PRO TIP: Get the Ibotta App (If You Don’t Shop at Aldi)
Ibotta is an app you can download on your phone that allows you to get cash back for scanning your receipts at grocery stores. Almost every grocery store imaginable is on there, but unfortunately Aldi is not.
I still use it to get extra cash back on the trips we make to “normal” grocery stores, and I would definitely recommend giving it a try! It is light years better than the old clipping coupons days of saving money on grocery shopping. Ibotta is one of the 3 cash back apps I am using to make an extra $500 this year.
5. Save Money on Groceries by Buying in Bulk
For any staples in your grocery shopping, try to buy in bulk when you can. Rice and beans are a good example. We also buy trail mix in the bulk section (and maybe some chocolate covered items from time to time…)
Word of warning – they have pre-packaged containers sitting out right next to the bulk bins. But check the prices, it is usually more expensive per pound to buy it in that package than the exact same product inches away in the bulk bin!
6. Track What You Actually Eat
Americans throw away about a pound of food per person per day, the equivalent of about a third of daily calorie intake! Can you imagine the grocery savings if Americans as a whole stopped wasting all this food?
If you’re at all concerned about saving money on groceries, tracking what you eat (or more accurately what you throw away) can go a long way toward lowering your grocery shopping budget.
This goes back to planning ahead, and trying to stick to purchasing food items that can be used in multiple ways.
We are by no means perfect in our household, but we’ve found that the simpler our diet, the less waste we have. We don’t buy a lot of single-use ingredients, and instead focus our shopping list on fruits, vegetables, and meats we can use in a variety of ways so nothing goes to waste.

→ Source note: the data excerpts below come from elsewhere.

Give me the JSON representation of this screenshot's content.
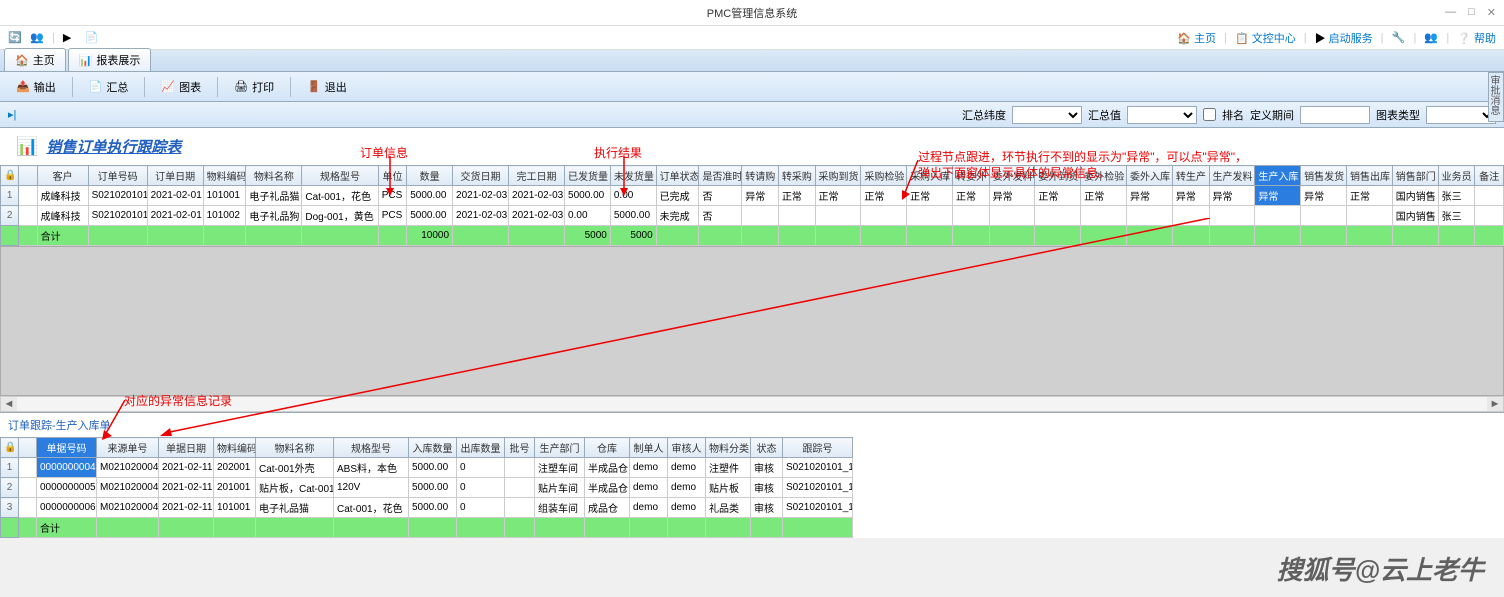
{
  "window": {
    "title": "PMC管理信息系统",
    "min": "—",
    "max": "□",
    "close": "✕"
  },
  "quick": {
    "home": "主页",
    "doc": "文控中心",
    "start": "启动服务",
    "help": "帮助"
  },
  "tabs": {
    "home": "主页",
    "report": "报表展示"
  },
  "toolbar": {
    "export": "输出",
    "summary": "汇总",
    "chart": "图表",
    "print": "打印",
    "exit": "退出"
  },
  "filter": {
    "dim": "汇总纬度",
    "val": "汇总值",
    "rank": "排名",
    "period": "定义期间",
    "chartType": "图表类型"
  },
  "report": {
    "title": "销售订单执行跟踪表"
  },
  "annotations": {
    "orderInfo": "订单信息",
    "execResult": "执行结果",
    "process": "过程节点跟进，环节执行不到的显示为\"异常\"，可以点\"异常\"，",
    "process2": "弹出下面窗体显示具体的异常信息。",
    "detail": "对应的异常信息记录"
  },
  "cols": [
    "",
    "客户",
    "订单号码",
    "订单日期",
    "物料编码",
    "物料名称",
    "规格型号",
    "单位",
    "数量",
    "交货日期",
    "完工日期",
    "已发货量",
    "未发货量",
    "订单状态",
    "是否准时",
    "转请购",
    "转采购",
    "采购到货",
    "采购检验",
    "采购入库",
    "转委外",
    "委外发料",
    "委外到货",
    "委外检验",
    "委外入库",
    "转生产",
    "生产发料",
    "生产入库",
    "销售发货",
    "销售出库",
    "销售部门",
    "业务员",
    "备注"
  ],
  "rows": [
    {
      "n": "1",
      "customer": "成峰科技",
      "order": "S021020101",
      "date": "2021-02-01",
      "mat": "101001",
      "name": "电子礼品猫",
      "spec": "Cat-001，花色",
      "unit": "PCS",
      "qty": "5000.00",
      "deliv": "2021-02-03",
      "finish": "2021-02-03",
      "shipped": "5000.00",
      "unship": "0.00",
      "status": "已完成",
      "ontime": "否",
      "c1": "异常",
      "c2": "正常",
      "c3": "正常",
      "c4": "正常",
      "c5": "正常",
      "c6": "正常",
      "c7": "异常",
      "c8": "正常",
      "c9": "正常",
      "c10": "异常",
      "c11": "异常",
      "c12": "异常",
      "c13": "异常",
      "c14": "异常",
      "c15": "正常",
      "dept": "国内销售",
      "sales": "张三"
    },
    {
      "n": "2",
      "customer": "成峰科技",
      "order": "S021020101",
      "date": "2021-02-01",
      "mat": "101002",
      "name": "电子礼品狗",
      "spec": "Dog-001，黄色",
      "unit": "PCS",
      "qty": "5000.00",
      "deliv": "2021-02-03",
      "finish": "2021-02-03",
      "shipped": "0.00",
      "unship": "5000.00",
      "status": "未完成",
      "ontime": "否",
      "dept": "国内销售",
      "sales": "张三"
    }
  ],
  "total": {
    "label": "合计",
    "qty": "10000",
    "shipped": "5000",
    "unship": "5000"
  },
  "bottom": {
    "title": "订单跟踪-生产入库单"
  },
  "bcols": [
    "",
    "单据号码",
    "来源单号",
    "单据日期",
    "物料编码",
    "物料名称",
    "规格型号",
    "入库数量",
    "出库数量",
    "批号",
    "生产部门",
    "仓库",
    "制单人",
    "审核人",
    "物料分类",
    "状态",
    "跟踪号"
  ],
  "brows": [
    {
      "n": "1",
      "doc": "0000000004",
      "src": "M021020004",
      "date": "2021-02-11",
      "mat": "202001",
      "name": "Cat-001外壳",
      "spec": "ABS料，本色",
      "in": "5000.00",
      "out": "0",
      "batch": "",
      "dept": "注塑车间",
      "wh": "半成品仓",
      "maker": "demo",
      "auditor": "demo",
      "cat": "注塑件",
      "status": "审核",
      "track": "S021020101_1"
    },
    {
      "n": "2",
      "doc": "0000000005",
      "src": "M021020004",
      "date": "2021-02-11",
      "mat": "201001",
      "name": "贴片板，Cat-001",
      "spec": "120V",
      "in": "5000.00",
      "out": "0",
      "batch": "",
      "dept": "贴片车间",
      "wh": "半成品仓",
      "maker": "demo",
      "auditor": "demo",
      "cat": "贴片板",
      "status": "审核",
      "track": "S021020101_1"
    },
    {
      "n": "3",
      "doc": "0000000006",
      "src": "M021020004",
      "date": "2021-02-11",
      "mat": "101001",
      "name": "电子礼品猫",
      "spec": "Cat-001，花色",
      "in": "5000.00",
      "out": "0",
      "batch": "",
      "dept": "组装车间",
      "wh": "成品仓",
      "maker": "demo",
      "auditor": "demo",
      "cat": "礼品类",
      "status": "审核",
      "track": "S021020101_1"
    }
  ],
  "btotal": {
    "label": "合计"
  },
  "watermark": "搜狐号@云上老牛",
  "sidepanel": "审批消息"
}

I have to give the credit to my wife here – she is the queen of making sure nothing goes to waste, and gets creative when necessary to use everything before it goes bad.

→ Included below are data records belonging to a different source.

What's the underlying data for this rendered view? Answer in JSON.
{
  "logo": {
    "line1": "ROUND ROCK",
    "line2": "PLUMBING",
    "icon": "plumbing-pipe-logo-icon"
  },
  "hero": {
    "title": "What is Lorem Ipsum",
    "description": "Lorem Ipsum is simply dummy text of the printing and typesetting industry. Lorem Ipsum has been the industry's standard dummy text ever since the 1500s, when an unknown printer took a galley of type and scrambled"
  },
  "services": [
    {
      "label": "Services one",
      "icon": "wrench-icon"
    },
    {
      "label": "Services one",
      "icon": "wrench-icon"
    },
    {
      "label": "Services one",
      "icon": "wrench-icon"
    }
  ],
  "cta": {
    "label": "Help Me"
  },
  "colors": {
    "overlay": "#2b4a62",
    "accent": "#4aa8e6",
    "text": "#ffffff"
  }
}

7. Order Online (Or Don’t Bring the Kids)
If you plan ahead, make a list, and still find yourself leaving the store with things you don’t really need, then there is one more strategy you can employ.

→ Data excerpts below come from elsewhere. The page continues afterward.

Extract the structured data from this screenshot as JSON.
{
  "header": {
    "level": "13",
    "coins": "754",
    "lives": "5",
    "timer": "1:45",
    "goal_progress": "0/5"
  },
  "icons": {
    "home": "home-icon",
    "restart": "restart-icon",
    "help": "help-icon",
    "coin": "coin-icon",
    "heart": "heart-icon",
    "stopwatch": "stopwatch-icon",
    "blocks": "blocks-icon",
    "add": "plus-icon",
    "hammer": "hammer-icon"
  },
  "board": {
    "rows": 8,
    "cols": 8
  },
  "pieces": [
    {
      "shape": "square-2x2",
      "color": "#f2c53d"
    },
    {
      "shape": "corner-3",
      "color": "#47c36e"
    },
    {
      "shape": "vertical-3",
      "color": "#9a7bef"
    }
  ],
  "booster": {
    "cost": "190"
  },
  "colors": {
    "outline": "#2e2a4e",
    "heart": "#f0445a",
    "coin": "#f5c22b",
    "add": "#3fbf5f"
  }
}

A lot of grocery stores now allow you to order online and just drive in for a curbside pickup. That way you don’t have to wander the aisles and be tempted to add “just one more thing” to your cart.
And if you have kids like ours, they like to randomly throw things in the shopping cart when you’re not looking. There has been more than one time we’ve gotten home with something we didn’t even know we bought. Besides the cost savings, being able to pick up groceries without taking the kids out of the car sounds like a dream!
Saving Money on Groceries Doesn’t Have to Be Hard
Keeping your grocery budget under control can be tough. But our family is living proof that if you can make a habit to plan ahead and follow a system, you can save money without sacrificing nutrition or quality meals.
With these simple tips, you should be able to save money on your grocery bill every month without having to resort to a diet of beans and rice!
What about you – what strategies do you use to save money on groceries?